What’s hyperinflation? In a market based economy, hyperinflation is a pretty nasty situation where normal inflation becomes astronomically high or "out of control," a condition which causes a rapid increase in the overall price level; thereby rendering a nation’s currency virtually worthless overnight. In a kamikaze economy, hyperinflation is the direct result of a “savings-phobic” society: people rejecting the idea of “spending later” and began to jump on the bandwagon of “spending now” to beat anticipated rises in prices. When businesses start to do the same in buying capital goods, overall price levels begin to intensify thus normal inflation begins to spiral “out of control.” Although more prone to Third World economies—i.e., Nicaragua, Angola & Zimbabwe—the perils of monetary metamorphosis mayhem aren’t exclusive to developing nations: even an advanced economic engine like the United States can catch a fire from “out of control” prices.

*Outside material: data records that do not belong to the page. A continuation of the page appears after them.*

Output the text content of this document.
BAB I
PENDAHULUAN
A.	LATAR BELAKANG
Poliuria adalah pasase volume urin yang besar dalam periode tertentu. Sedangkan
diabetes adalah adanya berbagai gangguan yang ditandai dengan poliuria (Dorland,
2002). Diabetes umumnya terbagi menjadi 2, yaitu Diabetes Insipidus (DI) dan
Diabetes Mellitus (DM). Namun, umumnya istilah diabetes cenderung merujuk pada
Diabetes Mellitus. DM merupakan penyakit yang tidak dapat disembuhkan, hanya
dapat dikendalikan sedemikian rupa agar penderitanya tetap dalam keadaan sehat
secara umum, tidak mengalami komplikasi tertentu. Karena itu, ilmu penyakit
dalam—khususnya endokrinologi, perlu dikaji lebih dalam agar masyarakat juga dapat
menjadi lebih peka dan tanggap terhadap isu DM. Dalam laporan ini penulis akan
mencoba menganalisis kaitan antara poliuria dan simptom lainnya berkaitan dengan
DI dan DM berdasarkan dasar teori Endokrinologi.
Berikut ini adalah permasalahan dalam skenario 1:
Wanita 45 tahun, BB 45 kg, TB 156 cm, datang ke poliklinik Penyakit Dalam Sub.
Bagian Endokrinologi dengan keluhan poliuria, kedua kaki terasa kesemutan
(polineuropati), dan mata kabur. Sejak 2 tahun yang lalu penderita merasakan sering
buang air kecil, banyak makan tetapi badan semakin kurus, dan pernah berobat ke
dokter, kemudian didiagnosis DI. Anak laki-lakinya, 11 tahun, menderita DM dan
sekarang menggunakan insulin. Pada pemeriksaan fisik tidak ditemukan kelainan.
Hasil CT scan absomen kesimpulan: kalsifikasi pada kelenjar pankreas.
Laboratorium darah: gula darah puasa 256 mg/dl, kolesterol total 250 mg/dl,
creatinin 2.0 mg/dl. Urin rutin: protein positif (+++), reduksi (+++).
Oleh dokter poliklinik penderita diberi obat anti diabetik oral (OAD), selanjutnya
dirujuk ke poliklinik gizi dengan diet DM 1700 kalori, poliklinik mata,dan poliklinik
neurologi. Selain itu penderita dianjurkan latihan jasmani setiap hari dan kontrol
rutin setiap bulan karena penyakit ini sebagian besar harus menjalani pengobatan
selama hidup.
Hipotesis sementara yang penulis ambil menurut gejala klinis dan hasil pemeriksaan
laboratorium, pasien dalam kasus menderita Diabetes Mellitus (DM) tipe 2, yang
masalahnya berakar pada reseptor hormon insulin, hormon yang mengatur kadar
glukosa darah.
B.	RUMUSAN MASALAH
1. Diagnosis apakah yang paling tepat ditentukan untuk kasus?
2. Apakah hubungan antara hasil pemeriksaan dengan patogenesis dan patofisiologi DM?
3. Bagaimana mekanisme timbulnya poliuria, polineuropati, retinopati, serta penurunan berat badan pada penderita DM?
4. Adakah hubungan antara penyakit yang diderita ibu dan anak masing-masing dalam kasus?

What’s causing the dollar’s demise?
Since the introduction of the euro, the U.S. dollar has been having a hard time holding value. The euro, even with all the Eurozone’s recent troubles, is still a stronger currency based solely on the European Central Bank’s reluctance to “abjectively” intervene in the marketplace every time there’s a panic. Add in the fact that the U.S. have a trade deficit close to a half a trillion dollars, a near zero savings rate and a heavily distorted monetary system via the Fed and it’s no surprise today’s U.S. dollar is being compared tomorrows U.S. quarter. Whenever a central bank of a sovereign nation over steps its mandates of “price stability” and “high employment,” in essence what its doing—in an officious manner—is disturbing the natural fluctuations of price mechanisms within the market place.
Solutions to our problems!
How do we overturn it? In other words, how do we put an end to this monetary metamorphosis mayhem? Here’s the thing that most Americans don’t want to talk about: we have an almost nonexistent manufacturing sector in this country, whereby all the good paying “low-skilled” jobs are located overseas. This said, today’s U.S. economy consist mostly of menial service paying jobs in conjunction with a burgeoning technology sector that mainly caters to the “high skilled” job candidates. The average U.S. consumer is in a daily battle against consumer debt and it seems no one wants to make “things” anymore. How do we get our engine roaring again? The short answer is: “Ideas, Ideas, Ideas.” An economic engine can’t work without a continuous manufacturing of novel goods. The backbone of the U.S. economy has always been based on manufacturing, which brought along with it very good high paying jobs.